An extranet can be poorly organized and messy, making the relevant information hard to find. But organizing the information in a meaningful way can save lots of time and money for both the law firm and the client.

One of challenges for using an extranet platform is deciding which one to use. Should it be sponsored by the law firm or the client? If it is sponsored by the law firm, a few issues arise. One, the law firm will have to allow access to the client’s other law firms working on similar matters or the client will have to work with a different extranet for each of its different law firms. If the client sponsors the extranet, then the client bears the expense and maintenance burden of the extranet platform. There also will be the expense and resources spent on showing the law firm how to use the extranet platform.

One barrier to overcome is that there are a broad variety of possible extranet platforms that operate very differently and provide information in very different ways. Some of the newer 2.0 tools show how the web can be better used as a collaboration space. They also break down some of the barriers to using an extranet. Perhaps the next generation of extranets will be more effective. The answer may be SharePoint. Microsoft is pushing its SharePoint platform causing it to become more pervasive and bringing some of the concepts of Enterprise 2.0 into many business environments. By having a common platform, you could break down some of the barriers to extranet adoption.

How to reduce the cost of audits, operations, training and compliance with SharePoint!

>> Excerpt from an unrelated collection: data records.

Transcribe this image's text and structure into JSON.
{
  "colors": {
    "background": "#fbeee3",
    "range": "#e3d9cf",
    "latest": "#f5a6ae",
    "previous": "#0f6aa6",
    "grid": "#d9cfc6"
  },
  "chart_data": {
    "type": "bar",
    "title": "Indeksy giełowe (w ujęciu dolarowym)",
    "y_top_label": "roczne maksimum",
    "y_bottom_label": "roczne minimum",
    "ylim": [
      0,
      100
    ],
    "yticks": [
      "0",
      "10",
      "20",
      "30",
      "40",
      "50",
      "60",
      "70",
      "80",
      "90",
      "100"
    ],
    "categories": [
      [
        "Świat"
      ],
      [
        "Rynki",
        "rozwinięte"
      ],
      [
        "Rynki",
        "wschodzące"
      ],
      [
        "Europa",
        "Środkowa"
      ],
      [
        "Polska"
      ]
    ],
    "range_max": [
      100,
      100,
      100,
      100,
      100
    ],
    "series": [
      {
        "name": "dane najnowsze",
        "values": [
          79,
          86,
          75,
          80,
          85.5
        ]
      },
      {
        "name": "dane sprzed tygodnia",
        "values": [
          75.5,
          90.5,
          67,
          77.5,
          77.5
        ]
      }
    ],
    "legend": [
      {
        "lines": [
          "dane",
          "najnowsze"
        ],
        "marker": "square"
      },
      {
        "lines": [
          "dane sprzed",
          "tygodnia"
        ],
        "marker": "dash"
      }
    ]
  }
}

These are my notes from a webinar presented by Knowledge Management Associates, Inc. that featured speaker: Sean Megley, KMA SharePoint Architect and resident “compliantist.”

What contributes to the cost of compliance?:

  • Lack of Tools
  • Ad hoc audits
  • Random frameworks
  • Unreliable results

Sean thinks we should free ourselves from the “tyranny of spreadsheets and email!”

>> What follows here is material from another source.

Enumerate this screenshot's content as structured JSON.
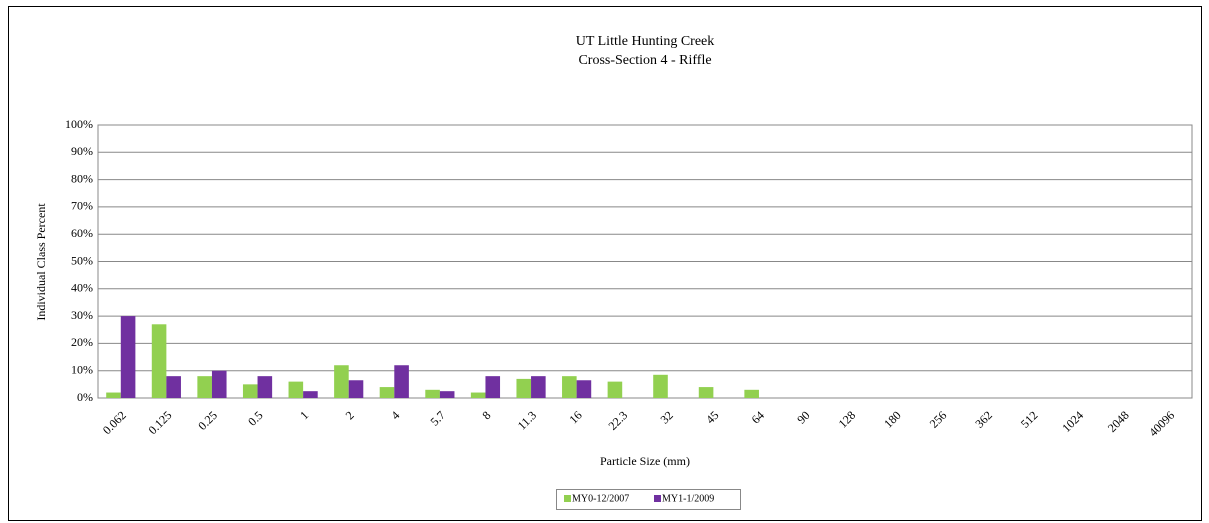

The greater the number of people you can get involved in compliance, the better the results. You want it to be easy, you want to get lots of people involved, and you want it to be part of the workflow. He thinks using SharePoint as a central database and portal effectively centralizes the processes and information.

Being in compliance means that you have evidence of compliance. You need a log to prove the steps you have taken.

Sean went through some more theories of compliance and then moved on to display a model SharePoint portal for compliance. The portal also incorporates InfoPath for replicated business processes. The portal logs the forms and data from InfoPath.

Sean used a wiki as a way to communicate, with links to key documents and policies.

Sean notes that the heart of SharePoint is a document repository. You can store documents and wrap information around the documents.

SharePoint has an alert feature built into its lists and libraries. The alert can trigger action based around compliance. SharePoint will let you know when something is changed or added.

SharePoint has key performance indicators (KPIs) to track controls.

Knowledge Management Associates is offering to pre-package the portal with controls and regulatory requirements built-in as a starting point. For example, he has put the text of a regulation and then mapped it to the controls of the company.

Why SharePoint and not Excel? SharePoint takes information in a spreadsheet and exposes it for other people to see and to allow other inputs and logging of changes.

SharePoint can be used for project management. It has a rudimentary Gannt chart tool.

The big question is whether you want to inflict SharePoint on your co-workers and IT staff.  It can be a beast to manage and some of the 2.0 tools barely work.